Les gouvernants souhaitent que le pays reste ancré dans les traditions et voient d’un mauvais œil les individus enclins à la modernité. Lui et sa femme Satoko, se démarquent par leur mode de vie à l’occidental et les autorités commencent à les défier pour qu’ils redeviennent raisonnables. Taiji, leur ami d’enfance, engagé par l’armée, ne cesse de les harceler et d’intimider Yuzaku afin qu’il se plie aux décisions prises par la nation. Les frontières se ferment et pour pouvoir continuer à travailler, il est obligé de se tourner vers de nouveaux circuits d’approvisionnements. Malgré l’inquiétude de sa femme, il décide de se rendre en Mandchourie. A son retour, Satako, pressent que son homme lui cache quelques vérités concernant son voyage….

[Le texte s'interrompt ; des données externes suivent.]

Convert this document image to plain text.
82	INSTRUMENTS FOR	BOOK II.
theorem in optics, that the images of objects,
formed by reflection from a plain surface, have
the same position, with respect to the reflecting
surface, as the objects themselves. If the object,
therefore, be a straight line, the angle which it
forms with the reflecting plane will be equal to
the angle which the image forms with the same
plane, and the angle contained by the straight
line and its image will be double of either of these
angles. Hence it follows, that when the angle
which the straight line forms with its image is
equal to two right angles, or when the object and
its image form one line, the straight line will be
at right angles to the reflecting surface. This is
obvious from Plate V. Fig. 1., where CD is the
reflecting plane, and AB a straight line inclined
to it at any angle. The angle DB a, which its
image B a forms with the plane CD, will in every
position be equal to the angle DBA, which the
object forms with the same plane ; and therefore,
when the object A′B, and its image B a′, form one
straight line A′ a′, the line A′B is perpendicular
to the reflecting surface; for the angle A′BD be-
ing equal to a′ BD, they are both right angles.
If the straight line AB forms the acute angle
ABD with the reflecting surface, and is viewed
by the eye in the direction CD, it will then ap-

Chaque nouvelle sortie de Kakizaki me met en ébullition. Dès que mon regard se porte sur l’une de ses planches, mes yeux s’illuminent de mille feux. Je les contemple inlassablement, je m’y noie à oublier de respirer. Je me perds pendant des heures à examiner chaque partie. Je tourne les pages, revient en arrière, pose le manga, le reprend et recommence convulsivement…

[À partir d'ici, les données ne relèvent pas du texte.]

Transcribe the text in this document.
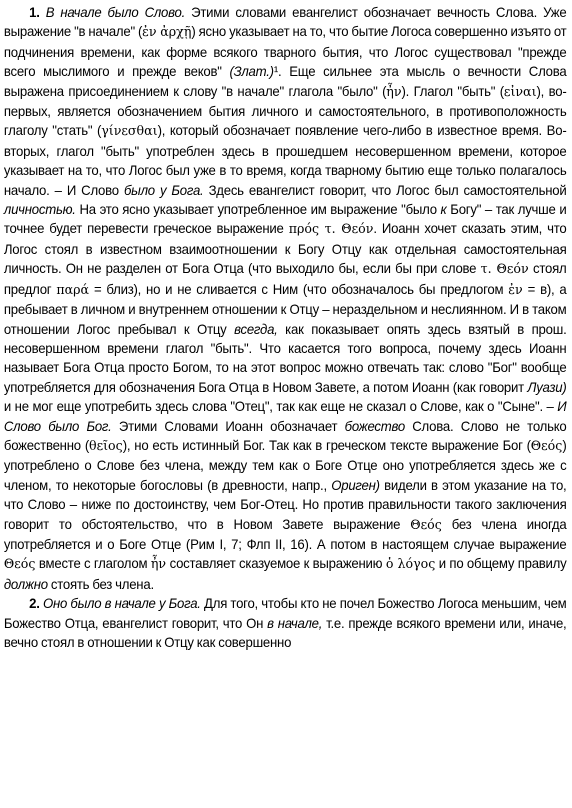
1. В начале было Слово. Этими словами евангелист обозначает вечность Слова. Уже выражение "в начале" (ἐν ἀρχῇ) ясно указывает на то, что бытие Логоса совершенно изъято от подчинения времени, как форме всякого тварного бытия, что Логос существовал "прежде всего мыслимого и прежде веков" (Злат.)¹. Еще сильнее эта мысль о вечности Слова выражена присоединением к слову "в начале" глагола "было" (ἦν). Глагол "быть" (εἰναι), во-первых, является обозначением бытия личного и самостоятельного, в противоположность глаголу "стать" (γίνεσθαι), который обозначает появление чего-либо в известное время. Во-вторых, глагол "быть" употреблен здесь в прошедшем несовершенном времени, которое указывает на то, что Логос был уже в то время, когда тварному бытию еще только полагалось начало. – И Слово было у Бога. Здесь евангелист говорит, что Логос был самостоятельной личностью. На это ясно указывает употребленное им выражение "было к Богу" – так лучше и точнее будет перевести греческое выражение πρός τ. Θεόν. Иоанн хочет сказать этим, что Логос стоял в известном взаимоотношении к Богу Отцу как отдельная самостоятельная личность. Он не разделен от Бога Отца (что выходило бы, если бы при слове τ. Θεόν стоял предлог παρά = близ), но и не сливается с Ним (что обозначалось бы предлогом ἐν = в), а пребывает в личном и внутреннем отношении к Отцу – нераздельном и неслиянном. И в таком отношении Логос пребывал к Отцу всегда, как показывает опять здесь взятый в прош. несовершенном времени глагол "быть". Что касается того вопроса, почему здесь Иоанн называет Бога Отца просто Богом, то на этот вопрос можно отвечать так: слово "Бог" вообще употребляется для обозначения Бога Отца в Новом Завете, а потом Иоанн (как говорит Луази) и не мог еще употребить здесь слова "Отец", так как еще не сказал о Слове, как о "Сыне". – И Слово было Бог. Этими Словами Иоанн обозначает божество Слова. Слово не только божественно (θεῖος), но есть истинный Бог. Так как в греческом тексте выражение Бог (Θεός) употреблено о Слове без члена, между тем как о Боге Отце оно употребляется здесь же с членом, то некоторые богословы (в древности, напр., Ориген) видели в этом указание на то, что Слово – ниже по достоинству, чем Бог-Отец. Но против правильности такого заключения говорит то обстоятельство, что в Новом Завете выражение Θεός без члена иногда употребляется и о Боге Отце (Рим I, 7; Флп II, 16). А потом в настоящем случае выражение Θεός вместе с глаголом ἦν составляет сказуемое к выражению ὁ λόγος и по общему правилу должно стоять без члена.

2. Оно было в начале у Бога. Для того, чтобы кто не почел Божество Логоса меньшим, чем Божество Отца, евангелист говорит, что Он в начале, т.е. прежде всякого времени или, иначе, вечно стоял в отношении к Отцу как совершенно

Ses personnages ont toujours une personnalité captivante. Il a un sens aigu du détail et un procédé implacable pour nous faire ressentir toutes les émotions. Que ce soit la peur, l’angoisse, la colère, la haine, tout est parfaitement convaincant. Les décors dans lesquels ses protagonistes déambulent, sont d’une incroyable beauté. Il sait tirer profit de son art graphique, pour nous faire croire que le vent, les tempêtes, la pluie, un coup de poing, une épée ou une balle perdue nous touchent et nous transpercent.

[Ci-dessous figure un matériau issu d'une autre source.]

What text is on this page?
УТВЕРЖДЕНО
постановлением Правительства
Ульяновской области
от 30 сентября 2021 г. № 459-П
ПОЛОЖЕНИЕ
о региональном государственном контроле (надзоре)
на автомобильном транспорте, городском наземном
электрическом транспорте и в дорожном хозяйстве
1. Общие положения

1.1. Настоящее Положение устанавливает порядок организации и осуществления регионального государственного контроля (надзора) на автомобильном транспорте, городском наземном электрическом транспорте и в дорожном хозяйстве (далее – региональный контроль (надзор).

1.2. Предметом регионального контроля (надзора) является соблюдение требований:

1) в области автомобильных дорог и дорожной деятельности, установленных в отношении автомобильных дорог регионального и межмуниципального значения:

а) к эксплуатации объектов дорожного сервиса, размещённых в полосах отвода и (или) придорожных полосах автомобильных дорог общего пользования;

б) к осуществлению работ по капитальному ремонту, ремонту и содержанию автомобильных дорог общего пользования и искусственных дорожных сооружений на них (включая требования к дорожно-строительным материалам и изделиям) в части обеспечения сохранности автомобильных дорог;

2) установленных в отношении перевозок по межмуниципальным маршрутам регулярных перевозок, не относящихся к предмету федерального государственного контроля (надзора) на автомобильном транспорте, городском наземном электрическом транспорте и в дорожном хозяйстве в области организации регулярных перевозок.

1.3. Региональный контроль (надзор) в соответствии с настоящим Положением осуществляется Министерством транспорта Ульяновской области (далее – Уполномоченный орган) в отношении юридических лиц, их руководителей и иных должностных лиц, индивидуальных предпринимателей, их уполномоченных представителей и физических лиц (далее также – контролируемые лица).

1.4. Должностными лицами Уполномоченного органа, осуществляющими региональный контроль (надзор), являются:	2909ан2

Je n’ai pas fini d’apprécier les créations de Masasumi Kakizaki, Il a une façon bien personnelle de m’hypnotiser et de m’emporter à travers des contrées que je souhaite explorer avec tous les acteurs qui m’ont assiégée avec émerveillement et satisfaction tout au long de mes interminables lectures…
Indéniablement un grand nom de la bande dessinée Japonaise qui ne peut laisser personne indifférent. Je ne peux que vous recommander de vous plonger dans une de ses œuvres. Cependant, je ne vous promets pas que vous allez réussir à vous en relever !
La perfection a un nom : Masasumi Kakizaki !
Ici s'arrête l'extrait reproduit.